5 ----- There is already a thread performing initialization work. . . . .
1 ----- over init
6. Mark reference tool class
Use it to implement CAS (compare and swap)
package com.bilibili.juc.atomics;
import java.util.concurrent.TimeUnit;
import java.util.concurrent.atomic.AtomicMarkableReference;
/**
标记引用工具类用来实现CAS
*/
public class AtomicMarkableReferenceDemo
{
static AtomicMarkableReference markableReference = new AtomicMarkableReference(100,false);
public static void main(String[] args)
{
new Thread(() -> {
boolean marked = markableReference.isMarked();
System.out.println(Thread.currentThread().getName()+"\t"+"默认标识:"+marked);
//暂停1秒钟线程(这就是为什么t2也是false),等待后面的T2线程和我拿到一样的模式flag标识,都是false
try {
TimeUnit.SECONDS.sleep(1); } catch (InterruptedException e) {
e.printStackTrace(); }
//拿到期望的标识false ,把markableReference的标识设置为true
markableReference.compareAndSet(100,1000,marked,!marked);
boolean t1marked = markableReference.isMarked();
System.out.println("t1修改后的mark:"+t1marked);
},"t1").start();
new Thread(() -> {
boolean marked = markableReference.isMarked();
System.out.println(Thread.currentThread().getName()+"\t"+"默认标识:"+marked);
try {
TimeUnit.SECONDS.sleep(2); } catch (InterruptedException e) {
e.printStackTrace(); }
boolean beforeT2Update = markableReference.isMarked();
System.out.println(Thread.currentThread().getName()+"\t"+"修改前的标识:"+marked);
//如果 markableReference 中的引用是 100 且标志位的状态与 marked 变量相同,那么它将把引用更改为 2000,并将标志位的状态取反。

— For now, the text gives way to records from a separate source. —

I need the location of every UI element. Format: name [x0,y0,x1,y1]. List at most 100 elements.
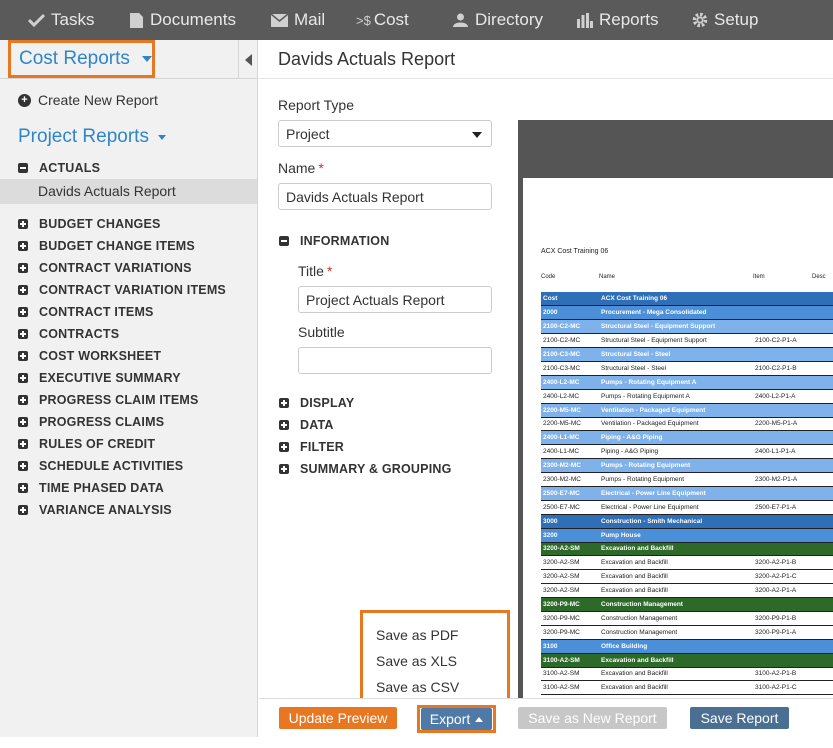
nav-setup[interactable]: Setup [692,0,758,40]
cost-reports-dropdown[interactable]: Cost Reports [8,40,155,78]
category-label: SCHEDULE ACTIVITIES [39,459,184,473]
category-label: COST WORKSHEET [39,349,162,363]
category-time-phased-data[interactable]: TIME PHASED DATA [18,481,164,495]
nav-documents[interactable]: Documents [129,0,236,40]
preview-cell-code: 2200-M5-MC [541,417,599,432]
nav-reports-label: Reports [599,10,659,29]
export-label: Export [429,711,471,727]
document-icon [130,12,143,28]
preview-cell-name: Structural Steel - Steel [599,361,753,376]
preview-cell-name: Ventilation - Packaged Equipment [599,417,753,432]
preview-cell-code: 2400-L2-MC [541,389,599,404]
preview-row: 2100-C2-MC Structural Steel - Equipment S… [541,319,833,335]
export-button[interactable]: Export [421,708,492,730]
preview-row: 2400-L1-MC Piping - A&G Piping [541,430,833,446]
preview-cell-item: 3100-A2-P1-C [753,680,833,696]
preview-cell-name: Construction Management [599,611,753,626]
nav-directory[interactable]: Directory [452,0,543,40]
preview-cell-name: Office Building [599,639,753,654]
report-type-select[interactable]: Project [278,120,492,147]
collapse-icon [279,236,289,246]
section-display[interactable]: DISPLAY [279,396,354,410]
preview-row: 2500-E7-MC Electrical - Power Line Equipm… [541,486,833,501]
preview-cell-name: Structural Steel - Equipment Support [599,333,753,349]
category-label: PROGRESS CLAIM ITEMS [39,393,199,407]
name-field[interactable]: Davids Actuals Report [278,183,492,210]
preview-row: 3200 Pump House [541,528,833,543]
preview-cell-item: 3200-P9-P1-B [753,611,833,626]
title-field[interactable]: Project Actuals Report [298,286,492,313]
preview-cell-name: Pumps - Rotating Equipment A [599,375,753,390]
report-preview[interactable]: ACX Cost Training 06 Code Name Item Desc… [518,120,833,748]
expand-icon [279,398,289,408]
section-information[interactable]: INFORMATION [279,234,389,248]
preview-cell-code: 2300-M2-MC [541,458,599,474]
preview-cell-code: 2100-C3-MC [541,347,599,362]
category-variance-analysis[interactable]: VARIANCE ANALYSIS [18,503,172,517]
sidebar-item-davids-actuals-report[interactable]: Davids Actuals Report [0,179,257,204]
preview-row: 2500-E7-MC Electrical - Power Line Equipm… [541,500,833,515]
preview-cell-name: Excavation and Backfill [599,653,753,668]
update-preview-button[interactable]: Update Preview [279,707,397,729]
section-summary-grouping[interactable]: SUMMARY & GROUPING [279,462,452,476]
preview-cell-item: 2400-L2-P1-A [753,389,833,404]
category-label: PROGRESS CLAIMS [39,415,165,429]
category-rules-of-credit[interactable]: RULES OF CREDIT [18,437,155,451]
sidebar-collapse-button[interactable] [238,40,258,79]
expand-icon [279,464,289,474]
category-budget-changes[interactable]: BUDGET CHANGES [18,217,161,231]
project-reports-dropdown[interactable]: Project Reports [18,126,166,148]
preview-row: 2200-M5-MC Ventilation - Packaged Equipme… [541,417,833,432]
cost-reports-label: Cost Reports [19,48,130,69]
category-actuals[interactable]: ACTUALS [18,161,100,175]
preview-cell-name: Construction - Smith Mechanical [599,514,753,529]
preview-row: 3100 Office Building [541,639,833,654]
save-as-csv-item[interactable]: Save as CSV [376,679,459,695]
preview-row: 2400-L1-MC Piping - A&G Piping 2400-L1-P1-… [541,444,833,460]
expand-icon [18,373,28,383]
category-contract-variation-items[interactable]: CONTRACT VARIATION ITEMS [18,283,226,297]
preview-row: 3000 Construction - Smith Mechanical [541,514,833,529]
preview-cell-code: 3100 [541,639,599,654]
preview-row: 2200-M5-MC Ventilation - Packaged Equipme… [541,403,833,418]
category-budget-change-items[interactable]: BUDGET CHANGE ITEMS [18,239,195,253]
category-progress-claims[interactable]: PROGRESS CLAIMS [18,415,164,429]
preview-row: 2300-M2-MC Pumps - Rotating Equipment 2300… [541,472,833,487]
preview-cell-item [753,653,833,668]
preview-row: 2300-M2-MC Pumps - Rotating Equipment [541,458,833,474]
title-value: Project Actuals Report [306,291,445,308]
sidebar-header: Cost Reports [0,40,257,79]
preview-cell-name: Structural Steel - Equipment Support [599,319,753,335]
category-cost-worksheet[interactable]: COST WORKSHEET [18,349,161,363]
category-contract-variations[interactable]: CONTRACT VARIATIONS [18,261,192,275]
preview-cell-code: 3100-A2-SM [541,653,599,668]
category-progress-claim-items[interactable]: PROGRESS CLAIM ITEMS [18,393,199,407]
section-data[interactable]: DATA [279,418,334,432]
required-asterisk: * [326,263,333,279]
subtitle-field[interactable] [298,347,492,374]
category-contracts[interactable]: CONTRACTS [18,327,119,341]
nav-cost[interactable]: >$ Cost [356,0,409,40]
bar-chart-icon [577,12,593,28]
nav-documents-label: Documents [150,10,236,29]
create-new-report-link[interactable]: + Create New Report [18,92,158,108]
category-label: VARIANCE ANALYSIS [39,503,172,517]
preview-cell-code: 2400-L1-MC [541,430,599,446]
section-label: FILTER [300,440,345,454]
expand-icon [18,417,28,427]
nav-reports[interactable]: Reports [577,0,659,40]
section-filter[interactable]: FILTER [279,440,344,454]
save-as-xls-item[interactable]: Save as XLS [376,653,457,669]
nav-mail[interactable]: Mail [271,0,325,40]
expand-icon [18,329,28,339]
save-report-button[interactable]: Save Report [690,707,789,729]
save-as-pdf-item[interactable]: Save as PDF [376,627,458,643]
preview-cell-item [753,639,833,654]
save-as-new-report-button[interactable]: Save as New Report [518,707,667,729]
report-type-label: Report Type [278,97,355,113]
category-schedule-activities[interactable]: SCHEDULE ACTIVITIES [18,459,183,473]
preview-col-name: Name [599,274,616,280]
category-contract-items[interactable]: CONTRACT ITEMS [18,305,154,319]
category-executive-summary[interactable]: EXECUTIVE SUMMARY [18,371,181,385]
nav-tasks[interactable]: Tasks [28,0,94,40]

boolean b = markableReference.compareAndSet(100, 2000, marked, !marked);
System.out.println(Thread.currentThread().getName()+"\t"+"t2线程CAS修改result: "+b);
System.out.println(Thread.currentThread().getName()+"\t"+markableReference.isMarked());
System.out.println(Thread.currentThread().getName()+"\t"+markableReference.getReference());
},"t2").start();
}
}
/**
* CAS----Unsafe----do while+ABA---AtomicStampedReference,AtomicMarkableReference
*
* AtomicStampedReference,version号,+1;
*
* AtomicMarkableReference,一次,false,true
*
*/
operation result:
t1 Default mark: false
t2 Default mark: false
t1 modified mark: true
t2 Mark before modification: false
t2 t2 thread CAS modified result: false
t2 true
t2 1000Process finished with exit code 0
7. Long type atomic operation class and custom atomic binary operation function tool class
package com.bilibili.juc.atomics;
import java.util.concurrent.atomic.LongAccumulator;
import java.util.concurrent.atomic.LongAdder;
import java.util.function.LongBinaryOperator;
/**
Long类型原子操作类 采用了一种分段的方式来处理原子操作。它将内部的数值分成多个段(Cells),每个段都有自己的原子计数。不同线程对不同的段进行增加操作,
减少了竞争,从而提高了性能。
自定义原子二元操作函数工具类:LongAccumulator
*/
public class LongAdderAPIDemo
{
public static void main(String[] args)
{
LongAdder longAdder = new LongAdder();
longAdder.increment();
longAdder.increment();
longAdder.increment();
System.out.println(longAdder.sum());
//自定义原子二元操作函数工具类
LongAccumulator longAccumulator = new LongAccumulator(new LongBinaryOperator()
{
@Override
public long applyAsLong(long left, long right)
{
return left + right;
}
},0);
longAccumulator.accumulate(1);//1
longAccumulator.accumulate(3);//4
System.out.println(longAccumulator.get());
}
}
operation result:
3
4
Okay, the above are some commonly used atomic operation tool classes.